Hi guys, I started this Topic regarding fine tuning Wav2Vec2 in Portuguese language. Let’s exhange knowledge and help to implement this model at HuggingFace
I’m training on Google Cloud with 2 T4 GPUs, which are quite inexpensive and using
screen to keep the code running, even if SSH disconnects for any reason. Steps to run screen properly:
$ script /dev/null $ screen
$ python training.py
To check what part of the code is running, SSH again an run:
$ screen -r
$ screen -d -r 3310
To quit screen:
$ screen -X -S 3310.pts-6.training quit
Do you think it will be possible to do it on Colab?
The dataset looks huge and becomes larger after all the caching of the processed data.
Hi Gunjan, I tried to train on Colab but I had a “memory full” error.
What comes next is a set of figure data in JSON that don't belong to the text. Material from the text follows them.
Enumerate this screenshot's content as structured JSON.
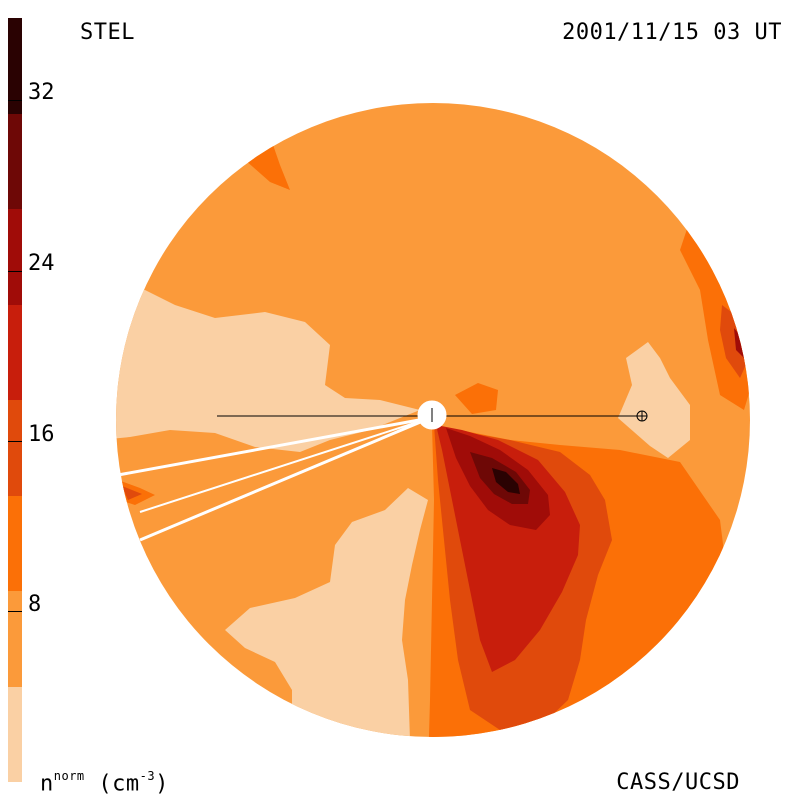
{
  "header": {
    "source": "STEL",
    "timestamp": "2001/11/15 03 UT"
  },
  "footer": {
    "credit": "CASS/UCSD",
    "unit_base": "n",
    "unit_super": "norm",
    "unit_rest": " (cm",
    "unit_exp": "-3",
    "unit_close": ")"
  },
  "colorbar": {
    "ticks": [
      "32",
      "24",
      "16",
      "8"
    ],
    "tick_values": [
      32,
      24,
      16,
      8
    ],
    "range": [
      0,
      36
    ],
    "colors": [
      "#fad0a4",
      "#fb9a3a",
      "#fb7007",
      "#e04a0c",
      "#c81e0c",
      "#a00c08",
      "#6e0806",
      "#2a0202"
    ]
  },
  "map": {
    "observer_marker": "earth-symbol",
    "sun_marker": "sun-disk"
  }
}
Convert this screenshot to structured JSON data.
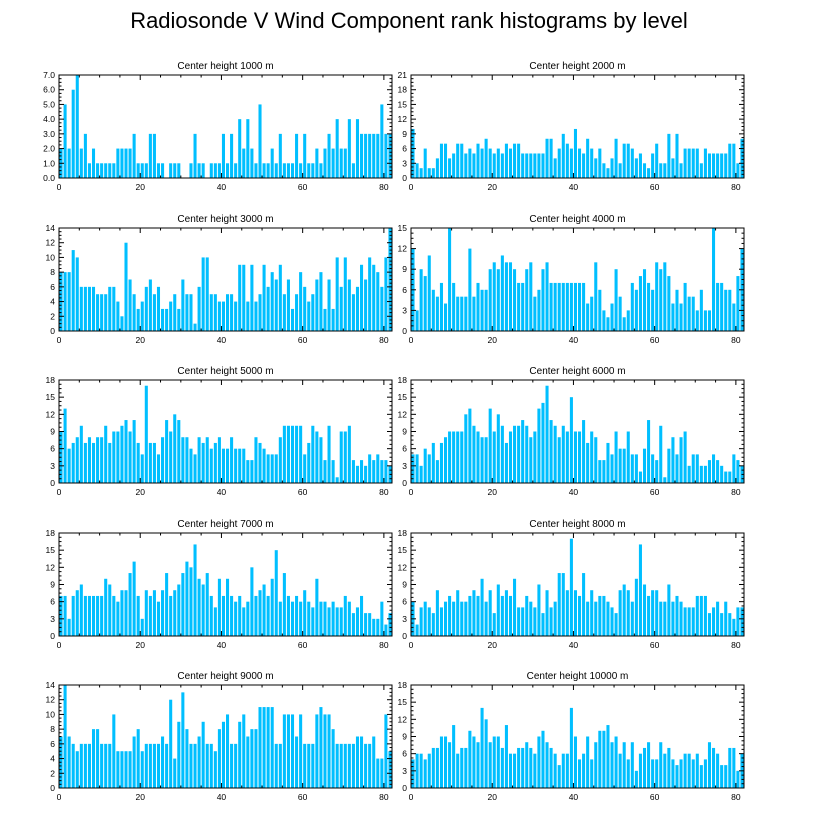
{
  "title": "Radiosonde V Wind Component rank histograms by level",
  "colors": {
    "bar": "#00BFFF",
    "axis": "#000000",
    "background": "#ffffff"
  },
  "chart_data": [
    {
      "type": "bar",
      "title": "Center height 1000 m",
      "xlim": [
        0,
        82
      ],
      "ylim": [
        0,
        7
      ],
      "yticks": [
        "0.0",
        "1.0",
        "2.0",
        "3.0",
        "4.0",
        "5.0",
        "6.0",
        "7.0"
      ],
      "xticks": [
        "0",
        "20",
        "40",
        "60",
        "80"
      ],
      "values": [
        2,
        5,
        2,
        6,
        7,
        2,
        3,
        1,
        2,
        1,
        1,
        1,
        1,
        1,
        2,
        2,
        2,
        2,
        3,
        1,
        1,
        1,
        3,
        3,
        1,
        1,
        0,
        1,
        1,
        1,
        0,
        0,
        1,
        3,
        1,
        1,
        0,
        1,
        1,
        1,
        3,
        1,
        3,
        1,
        4,
        2,
        4,
        2,
        1,
        5,
        1,
        1,
        2,
        1,
        3,
        1,
        1,
        1,
        3,
        1,
        3,
        1,
        1,
        2,
        1,
        2,
        3,
        2,
        4,
        2,
        2,
        4,
        1,
        4,
        3,
        3,
        3,
        3,
        3,
        5,
        3,
        3
      ]
    },
    {
      "type": "bar",
      "title": "Center height 2000 m",
      "xlim": [
        0,
        82
      ],
      "ylim": [
        0,
        21
      ],
      "yticks": [
        "0",
        "3",
        "6",
        "9",
        "12",
        "15",
        "18",
        "21"
      ],
      "xticks": [
        "0",
        "20",
        "40",
        "60",
        "80"
      ],
      "values": [
        10,
        3,
        2,
        6,
        2,
        2,
        4,
        7,
        7,
        4,
        5,
        7,
        7,
        5,
        6,
        5,
        7,
        6,
        8,
        6,
        5,
        6,
        5,
        7,
        6,
        7,
        7,
        5,
        5,
        5,
        5,
        5,
        5,
        8,
        8,
        4,
        6,
        9,
        7,
        6,
        10,
        6,
        5,
        8,
        6,
        4,
        6,
        3,
        2,
        4,
        8,
        3,
        7,
        7,
        6,
        4,
        5,
        3,
        2,
        5,
        7,
        3,
        3,
        9,
        4,
        9,
        3,
        6,
        6,
        6,
        6,
        3,
        6,
        5,
        5,
        5,
        5,
        5,
        7,
        7,
        3,
        8
      ]
    },
    {
      "type": "bar",
      "title": "Center height 3000 m",
      "xlim": [
        0,
        82
      ],
      "ylim": [
        0,
        14
      ],
      "yticks": [
        "0",
        "2",
        "4",
        "6",
        "8",
        "10",
        "12",
        "14"
      ],
      "xticks": [
        "0",
        "20",
        "40",
        "60",
        "80"
      ],
      "values": [
        8,
        8,
        8,
        11,
        10,
        6,
        6,
        6,
        6,
        5,
        5,
        5,
        6,
        6,
        4,
        2,
        12,
        7,
        5,
        3,
        4,
        6,
        7,
        5,
        6,
        3,
        3,
        4,
        5,
        3,
        7,
        5,
        5,
        1,
        6,
        10,
        10,
        5,
        5,
        4,
        4,
        5,
        5,
        4,
        9,
        9,
        4,
        9,
        4,
        5,
        9,
        6,
        8,
        7,
        9,
        5,
        7,
        3,
        5,
        8,
        6,
        4,
        5,
        7,
        8,
        3,
        7,
        3,
        10,
        6,
        10,
        7,
        5,
        6,
        9,
        7,
        10,
        9,
        8,
        6,
        10,
        14
      ]
    },
    {
      "type": "bar",
      "title": "Center height 4000 m",
      "xlim": [
        0,
        82
      ],
      "ylim": [
        0,
        15
      ],
      "yticks": [
        "0",
        "3",
        "6",
        "9",
        "12",
        "15"
      ],
      "xticks": [
        "0",
        "20",
        "40",
        "60",
        "80"
      ],
      "values": [
        12,
        3,
        9,
        8,
        11,
        6,
        5,
        7,
        4,
        15,
        7,
        5,
        5,
        5,
        12,
        5,
        7,
        6,
        6,
        9,
        10,
        9,
        11,
        10,
        10,
        9,
        7,
        7,
        9,
        10,
        5,
        6,
        9,
        10,
        7,
        7,
        7,
        7,
        7,
        7,
        7,
        7,
        7,
        4,
        5,
        10,
        6,
        3,
        2,
        4,
        9,
        5,
        2,
        3,
        7,
        6,
        8,
        9,
        7,
        6,
        10,
        9,
        10,
        8,
        4,
        6,
        4,
        7,
        5,
        5,
        3,
        6,
        3,
        3,
        15,
        7,
        7,
        6,
        6,
        4,
        8,
        12
      ]
    },
    {
      "type": "bar",
      "title": "Center height 5000 m",
      "xlim": [
        0,
        82
      ],
      "ylim": [
        0,
        18
      ],
      "yticks": [
        "0",
        "3",
        "6",
        "9",
        "12",
        "15",
        "18"
      ],
      "xticks": [
        "0",
        "20",
        "40",
        "60",
        "80"
      ],
      "values": [
        9,
        13,
        6,
        7,
        8,
        10,
        7,
        8,
        7,
        8,
        8,
        10,
        7,
        9,
        9,
        10,
        11,
        9,
        11,
        7,
        5,
        17,
        7,
        7,
        5,
        8,
        11,
        9,
        12,
        11,
        8,
        8,
        6,
        5,
        8,
        7,
        8,
        6,
        7,
        8,
        6,
        6,
        8,
        6,
        6,
        6,
        4,
        4,
        8,
        7,
        6,
        5,
        5,
        5,
        8,
        10,
        10,
        10,
        10,
        10,
        5,
        7,
        10,
        9,
        8,
        4,
        10,
        4,
        1,
        9,
        9,
        10,
        4,
        3,
        4,
        3,
        5,
        4,
        5,
        4,
        4,
        3
      ]
    },
    {
      "type": "bar",
      "title": "Center height 6000 m",
      "xlim": [
        0,
        82
      ],
      "ylim": [
        0,
        18
      ],
      "yticks": [
        "0",
        "3",
        "6",
        "9",
        "12",
        "15",
        "18"
      ],
      "xticks": [
        "0",
        "20",
        "40",
        "60",
        "80"
      ],
      "values": [
        5,
        5,
        3,
        6,
        5,
        7,
        4,
        7,
        8,
        9,
        9,
        9,
        9,
        12,
        13,
        10,
        9,
        8,
        8,
        13,
        9,
        12,
        10,
        7,
        9,
        10,
        10,
        11,
        10,
        8,
        9,
        13,
        14,
        17,
        11,
        10,
        8,
        10,
        9,
        15,
        9,
        9,
        11,
        7,
        9,
        8,
        4,
        4,
        7,
        5,
        9,
        6,
        6,
        9,
        5,
        5,
        2,
        6,
        11,
        5,
        4,
        10,
        1,
        6,
        8,
        5,
        8,
        9,
        3,
        5,
        5,
        3,
        3,
        4,
        5,
        4,
        3,
        2,
        2,
        5,
        4,
        3
      ]
    },
    {
      "type": "bar",
      "title": "Center height 7000 m",
      "xlim": [
        0,
        82
      ],
      "ylim": [
        0,
        18
      ],
      "yticks": [
        "0",
        "3",
        "6",
        "9",
        "12",
        "15",
        "18"
      ],
      "xticks": [
        "0",
        "20",
        "40",
        "60",
        "80"
      ],
      "values": [
        7,
        7,
        3,
        7,
        8,
        9,
        7,
        7,
        7,
        7,
        7,
        10,
        9,
        7,
        6,
        8,
        8,
        11,
        13,
        7,
        3,
        8,
        7,
        8,
        6,
        8,
        11,
        7,
        8,
        9,
        11,
        13,
        12,
        16,
        10,
        9,
        11,
        7,
        5,
        10,
        7,
        10,
        7,
        6,
        7,
        5,
        6,
        12,
        7,
        8,
        9,
        7,
        10,
        15,
        6,
        11,
        7,
        6,
        7,
        6,
        8,
        6,
        5,
        10,
        6,
        6,
        5,
        6,
        5,
        5,
        7,
        6,
        4,
        5,
        7,
        4,
        4,
        3,
        3,
        6,
        2,
        4
      ]
    },
    {
      "type": "bar",
      "title": "Center height 8000 m",
      "xlim": [
        0,
        82
      ],
      "ylim": [
        0,
        18
      ],
      "yticks": [
        "0",
        "3",
        "6",
        "9",
        "12",
        "15",
        "18"
      ],
      "xticks": [
        "0",
        "20",
        "40",
        "60",
        "80"
      ],
      "values": [
        6,
        2,
        5,
        6,
        5,
        4,
        8,
        5,
        6,
        7,
        6,
        8,
        6,
        6,
        7,
        8,
        7,
        10,
        6,
        8,
        4,
        9,
        7,
        8,
        7,
        10,
        5,
        5,
        7,
        6,
        5,
        9,
        4,
        8,
        5,
        6,
        11,
        11,
        8,
        17,
        8,
        7,
        11,
        6,
        8,
        6,
        7,
        7,
        6,
        5,
        4,
        8,
        9,
        8,
        6,
        10,
        16,
        9,
        7,
        8,
        8,
        6,
        6,
        9,
        6,
        7,
        6,
        5,
        5,
        5,
        7,
        7,
        7,
        4,
        5,
        6,
        4,
        6,
        4,
        3,
        5,
        5
      ]
    },
    {
      "type": "bar",
      "title": "Center height 9000 m",
      "xlim": [
        0,
        82
      ],
      "ylim": [
        0,
        14
      ],
      "yticks": [
        "0",
        "2",
        "4",
        "6",
        "8",
        "10",
        "12",
        "14"
      ],
      "xticks": [
        "0",
        "20",
        "40",
        "60",
        "80"
      ],
      "values": [
        7,
        14,
        7,
        6,
        5,
        6,
        6,
        6,
        8,
        8,
        6,
        6,
        6,
        10,
        5,
        5,
        5,
        5,
        7,
        8,
        5,
        6,
        6,
        6,
        6,
        7,
        6,
        12,
        4,
        9,
        13,
        8,
        6,
        6,
        7,
        9,
        6,
        6,
        5,
        8,
        9,
        10,
        6,
        6,
        9,
        10,
        7,
        8,
        8,
        11,
        11,
        11,
        11,
        6,
        6,
        10,
        10,
        10,
        7,
        10,
        6,
        6,
        6,
        10,
        11,
        10,
        10,
        8,
        6,
        6,
        6,
        6,
        6,
        7,
        7,
        6,
        6,
        7,
        4,
        4,
        10,
        5
      ]
    },
    {
      "type": "bar",
      "title": "Center height 10000 m",
      "xlim": [
        0,
        82
      ],
      "ylim": [
        0,
        18
      ],
      "yticks": [
        "0",
        "3",
        "6",
        "9",
        "12",
        "15",
        "18"
      ],
      "xticks": [
        "0",
        "20",
        "40",
        "60",
        "80"
      ],
      "values": [
        5,
        6,
        6,
        5,
        6,
        7,
        7,
        9,
        9,
        8,
        11,
        6,
        7,
        7,
        10,
        9,
        8,
        14,
        12,
        8,
        9,
        9,
        7,
        11,
        6,
        6,
        7,
        7,
        8,
        7,
        6,
        9,
        10,
        8,
        7,
        6,
        4,
        6,
        6,
        14,
        9,
        5,
        6,
        9,
        5,
        8,
        10,
        10,
        11,
        8,
        9,
        6,
        8,
        5,
        8,
        3,
        6,
        7,
        8,
        5,
        5,
        8,
        6,
        7,
        5,
        4,
        5,
        6,
        6,
        5,
        6,
        4,
        5,
        8,
        7,
        6,
        4,
        4,
        7,
        7,
        3,
        6
      ]
    }
  ]
}
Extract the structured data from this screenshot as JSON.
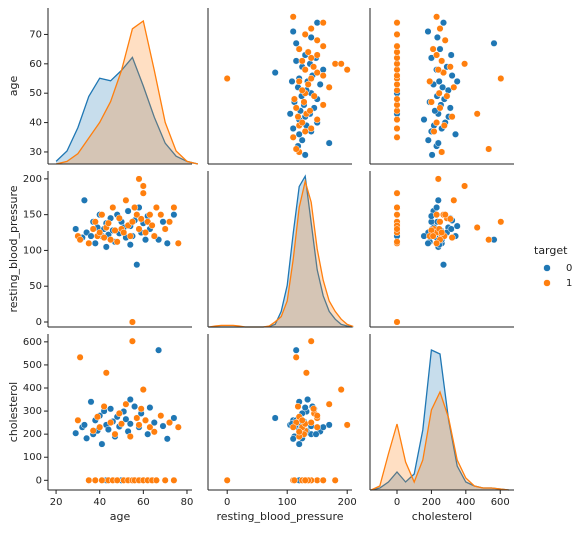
{
  "variables": [
    {
      "label": "age",
      "xlim": [
        16.3,
        82.3
      ],
      "xticks": [
        20,
        40,
        60,
        80
      ],
      "ylim": [
        25.9,
        79
      ],
      "yticks": [
        30,
        40,
        50,
        60,
        70
      ]
    },
    {
      "label": "resting_blood_pressure",
      "xlim": [
        -32,
        208
      ],
      "xticks": [
        0,
        100,
        200
      ],
      "ylim": [
        -7,
        211
      ],
      "yticks": [
        0,
        50,
        100,
        150,
        200
      ]
    },
    {
      "label": "cholesterol",
      "xlim": [
        -157,
        680
      ],
      "xticks": [
        0,
        200,
        400,
        600
      ],
      "ylim": [
        -42,
        634
      ],
      "yticks": [
        0,
        100,
        200,
        300,
        400,
        500,
        600
      ]
    }
  ],
  "groups": {
    "title": "target",
    "series": [
      {
        "name": "0",
        "color": "#1f77b4",
        "columns": [
          [
            29,
            32,
            33,
            34,
            36,
            37,
            38,
            39,
            40,
            41,
            42,
            43,
            43,
            44,
            45,
            46,
            47,
            48,
            49,
            50,
            51,
            52,
            53,
            54,
            54,
            55,
            56,
            57,
            58,
            59,
            60,
            61,
            62,
            63,
            65,
            67,
            69,
            71,
            74
          ],
          [
            130,
            118,
            170,
            125,
            120,
            140,
            110,
            132,
            150,
            120,
            130,
            105,
            138,
            122,
            145,
            128,
            112,
            150,
            124,
            140,
            132,
            118,
            155,
            134,
            108,
            120,
            142,
            80,
            160,
            125,
            138,
            115,
            148,
            130,
            120,
            115,
            140,
            110,
            150
          ],
          [
            204,
            230,
            240,
            182,
            340,
            200,
            260,
            215,
            280,
            157,
            300,
            240,
            0,
            220,
            310,
            255,
            190,
            275,
            233,
            0,
            298,
            265,
            212,
            350,
            245,
            0,
            320,
            270,
            230,
            290,
            0,
            260,
            200,
            315,
            250,
            564,
            235,
            180,
            270
          ]
        ]
      },
      {
        "name": "1",
        "color": "#ff7f0e",
        "columns": [
          [
            30,
            31,
            35,
            37,
            38,
            39,
            40,
            41,
            42,
            43,
            44,
            45,
            46,
            47,
            48,
            49,
            50,
            51,
            52,
            53,
            54,
            55,
            55,
            56,
            57,
            58,
            58,
            59,
            60,
            60,
            61,
            62,
            63,
            64,
            65,
            66,
            68,
            70,
            72,
            74,
            76
          ],
          [
            120,
            115,
            110,
            130,
            140,
            120,
            125,
            150,
            118,
            132,
            138,
            115,
            160,
            128,
            112,
            145,
            130,
            125,
            170,
            135,
            120,
            0,
            140,
            160,
            150,
            130,
            200,
            144,
            180,
            190,
            125,
            140,
            150,
            135,
            120,
            160,
            150,
            130,
            140,
            160,
            110
          ],
          [
            260,
            533,
            0,
            215,
            0,
            275,
            230,
            0,
            320,
            466,
            0,
            250,
            0,
            200,
            0,
            290,
            245,
            0,
            330,
            0,
            190,
            0,
            603,
            0,
            270,
            0,
            240,
            310,
            0,
            393,
            260,
            0,
            230,
            0,
            210,
            0,
            280,
            0,
            250,
            0,
            230
          ]
        ]
      }
    ]
  },
  "chart_data": [
    {
      "type": "kde",
      "x": [
        20,
        25,
        30,
        35,
        40,
        45,
        50,
        55,
        60,
        65,
        70,
        75,
        80,
        85
      ],
      "ylim": [
        0,
        0.06
      ],
      "series": [
        {
          "color": "#1f77b4",
          "values": [
            0.001,
            0.005,
            0.014,
            0.026,
            0.033,
            0.032,
            0.036,
            0.041,
            0.03,
            0.018,
            0.008,
            0.003,
            0.001,
            0
          ]
        },
        {
          "color": "#ff7f0e",
          "values": [
            0,
            0.001,
            0.004,
            0.01,
            0.016,
            0.024,
            0.036,
            0.052,
            0.055,
            0.036,
            0.016,
            0.005,
            0.001,
            0
          ]
        }
      ]
    },
    {
      "type": "scatter"
    },
    {
      "type": "scatter"
    },
    {
      "type": "scatter"
    },
    {
      "type": "kde",
      "x": [
        -30,
        -20,
        -10,
        0,
        10,
        20,
        30,
        40,
        50,
        60,
        70,
        80,
        90,
        100,
        110,
        120,
        130,
        140,
        150,
        160,
        170,
        180,
        190,
        200,
        210
      ],
      "ylim": [
        0,
        0.03
      ],
      "series": [
        {
          "color": "#1f77b4",
          "values": [
            0,
            0,
            0,
            0,
            0,
            0,
            0,
            0,
            0,
            0,
            0.0001,
            0.0005,
            0.003,
            0.008,
            0.018,
            0.027,
            0.029,
            0.02,
            0.011,
            0.006,
            0.003,
            0.0015,
            0.0005,
            0.0002,
            0
          ]
        },
        {
          "color": "#ff7f0e",
          "values": [
            0,
            0.0002,
            0.0003,
            0.0003,
            0.0003,
            0.0002,
            0,
            0,
            0,
            0,
            0.0002,
            0.001,
            0.002,
            0.005,
            0.013,
            0.023,
            0.028,
            0.024,
            0.015,
            0.009,
            0.005,
            0.003,
            0.0015,
            0.0005,
            0.0001
          ]
        }
      ]
    },
    {
      "type": "scatter"
    },
    {
      "type": "scatter"
    },
    {
      "type": "scatter"
    },
    {
      "type": "kde",
      "x": [
        -150,
        -100,
        -50,
        0,
        50,
        100,
        150,
        200,
        250,
        300,
        350,
        400,
        450,
        500,
        550,
        600,
        650
      ],
      "ylim": [
        0,
        0.0078
      ],
      "series": [
        {
          "color": "#1f77b4",
          "values": [
            0,
            0.0001,
            0.0004,
            0.0009,
            0.0004,
            0.0008,
            0.003,
            0.007,
            0.0068,
            0.0035,
            0.0012,
            0.0004,
            0.0002,
            0.0001,
            0.0001,
            5e-05,
            0
          ]
        },
        {
          "color": "#ff7f0e",
          "values": [
            0,
            0.0002,
            0.0018,
            0.0033,
            0.0014,
            0.0004,
            0.0015,
            0.004,
            0.0049,
            0.0036,
            0.0015,
            0.0006,
            0.0002,
            0.0001,
            0.0001,
            5e-05,
            0
          ]
        }
      ]
    }
  ]
}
As seen in our Slack, the model can be trained on OVH Cloud: https://www.ovh.ie/
- fill this form OVH - Wav2Vec2 - Fine Tuning week - GPU accounts - Google Sheets
- they will send a voucher code
- more in the discord channel: https://discord.gg/HaNEhBax
You can also try with 24GB RAM and NVIDIA P100 on Google Colab, make a copy of this notebook and use it: https://colab.research.google.com/drive/1D6krVG0PPJR2Je9g5eN_2h6JP73_NUXz
Current state of effort:
My main model wer got stuck at 0.3656 = 3e-4 became a high learning rate. This happened in checkpoint 2600. So, I decided to use the saved weights to run two models in parallel.
First model: take original model and decrease learning rate to 0.8e-4: result so far at checkpoint 400:
Second model: comment #model.freeze_feature_extractor(). Result so far at checkpoint 400 (this will take much longer to train):
Also, I had GPU issues so the training is not optimized.
Model 2 - comment #model.freeze_feature_extractor() aborted. GPU config issues + computing expensive.
Model 1 - decreased learning rate to 0.8e-4: wer = 0.33
Dataset = common voice = 1.7GB
Nice to know that you found a good set of hyperparameters.
I’m not a native speaker of Portuguese, did you change the vocab dict in any manner?
Oi pessoal, tudo bem?
Estou com dúvida de como fazer a predição
Estou fazendo baseado em um modelo de fine-tuning XLSR-Wav2Vec2
e não acho otimal apagar os labels em texto se depois vou usá-los para comparar
Mas está extremamente desgastante porque eles não explicam qual o formato do input para a função compute_metrics só falam que é pred…então fica um black blox dentro de outro black box…
não sei dar o forward e não tive um contato significativo com pytorch, ai quando vou tentar fazer predição por batch, pronto…
só dá erro…
vou acabar tendo que criar uma função que repete o que outra função faz porque não sei o que é preds…